Three thousand miles away, in Clovis, California, Dave McDonald, the CEO of Pelco, Inc. (Pelco makes all those surveillance cameras we see everywhere) was deeply affected by the overwhelming loss of firefighters, law enforcement officers, soldiers, and the innocent passengers of the fated air craft. He resolved to help in any way he could. His company supplied the cameras that where initially used in the search of the rubble.
But Dave wanted to do more. He decided to build a memorial to those who sacrificed their lives. But he wanted to let the friends and families of the victims know that California cared about their lost loved ones and he wanted to honor those victims be remembering their families. So he invited survivors their families, and the families of those who had been lost, to attend the dedication ceremony at his expense. Dave ultimately paid the way for 1,150 New York Police Officers, Firefighters, Port Authority Officers and others to fly to Fresno via a chartered Boeing 747 and other commercial flights. A huge dedication ceremony was planned with California Highway Patrol, Fresno Sheriff and Fresno Police officers, Clovis Police officers and various California government officials and celebrities.

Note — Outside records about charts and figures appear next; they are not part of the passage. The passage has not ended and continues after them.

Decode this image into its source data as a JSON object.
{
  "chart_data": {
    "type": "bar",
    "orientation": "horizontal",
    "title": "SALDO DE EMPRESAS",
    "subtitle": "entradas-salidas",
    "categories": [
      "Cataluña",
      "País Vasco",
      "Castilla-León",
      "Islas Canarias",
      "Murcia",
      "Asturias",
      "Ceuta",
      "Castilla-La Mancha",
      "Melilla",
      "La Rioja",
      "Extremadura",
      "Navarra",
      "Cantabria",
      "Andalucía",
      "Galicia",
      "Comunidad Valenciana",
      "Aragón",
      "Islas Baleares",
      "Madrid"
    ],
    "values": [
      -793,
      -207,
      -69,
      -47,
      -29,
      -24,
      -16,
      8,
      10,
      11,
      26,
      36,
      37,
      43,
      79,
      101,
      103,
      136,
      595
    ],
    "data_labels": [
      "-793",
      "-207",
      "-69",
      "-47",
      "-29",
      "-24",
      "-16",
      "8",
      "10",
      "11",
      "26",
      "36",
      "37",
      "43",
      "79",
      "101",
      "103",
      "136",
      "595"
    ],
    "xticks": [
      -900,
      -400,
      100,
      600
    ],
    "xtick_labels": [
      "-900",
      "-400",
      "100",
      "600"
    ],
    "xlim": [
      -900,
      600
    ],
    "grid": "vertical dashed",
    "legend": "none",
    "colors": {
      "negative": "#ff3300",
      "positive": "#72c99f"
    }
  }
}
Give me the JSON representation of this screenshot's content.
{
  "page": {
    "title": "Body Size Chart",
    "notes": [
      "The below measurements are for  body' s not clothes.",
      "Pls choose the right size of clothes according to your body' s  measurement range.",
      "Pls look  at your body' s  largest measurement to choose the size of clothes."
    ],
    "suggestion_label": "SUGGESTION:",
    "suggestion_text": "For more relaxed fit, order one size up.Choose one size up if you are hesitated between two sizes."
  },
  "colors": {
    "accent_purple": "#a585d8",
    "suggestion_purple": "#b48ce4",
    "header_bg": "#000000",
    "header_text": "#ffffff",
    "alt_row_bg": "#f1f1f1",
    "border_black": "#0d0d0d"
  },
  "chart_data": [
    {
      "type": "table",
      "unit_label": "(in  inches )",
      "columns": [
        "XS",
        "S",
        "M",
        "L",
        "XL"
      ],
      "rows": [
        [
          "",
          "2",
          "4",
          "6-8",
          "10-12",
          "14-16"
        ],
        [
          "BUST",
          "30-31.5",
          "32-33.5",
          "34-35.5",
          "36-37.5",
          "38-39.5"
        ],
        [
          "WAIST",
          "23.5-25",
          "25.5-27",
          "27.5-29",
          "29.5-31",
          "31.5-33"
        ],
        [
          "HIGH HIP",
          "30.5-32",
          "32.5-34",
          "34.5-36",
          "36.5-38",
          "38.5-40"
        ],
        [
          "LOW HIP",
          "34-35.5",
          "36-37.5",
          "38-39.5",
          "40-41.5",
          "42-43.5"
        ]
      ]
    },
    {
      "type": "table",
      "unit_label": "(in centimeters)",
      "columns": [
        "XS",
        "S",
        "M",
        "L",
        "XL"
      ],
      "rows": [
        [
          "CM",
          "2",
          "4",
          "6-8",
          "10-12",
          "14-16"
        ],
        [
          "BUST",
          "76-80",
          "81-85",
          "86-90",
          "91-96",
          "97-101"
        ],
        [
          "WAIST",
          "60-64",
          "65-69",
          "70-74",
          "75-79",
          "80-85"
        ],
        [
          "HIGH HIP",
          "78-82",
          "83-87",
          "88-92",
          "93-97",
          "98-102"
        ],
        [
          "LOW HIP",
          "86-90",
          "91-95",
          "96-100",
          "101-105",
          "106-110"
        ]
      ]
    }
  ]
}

The general public was invited. The ceremony on March 13th was a time for remembrance. Pelco continues to maintain a museum on site of artifacts and photos from the terrorist attacks.
Today it was only fitting that Kenny and I went to the Pelco Memorial and witnessed the laying of a wreath to honor those who lived through that day and those who died that day, never knowing why or who was behind it. My prayers are with them all.

3 comments:

Yarnhog said...

What a moving post. It seems everyone knows someone who was directly affected.

Suzanne said...

Wow, what a wonderful post. It brought tears to my eyes. Its so hard to comprehend what happened. All those innocent people.

CatBookMom said...

My heart is hurting right now, after reading your lovely post about John's experience. Thank you for writing it. It was truly a miracle that so many of the people in the Towers survived.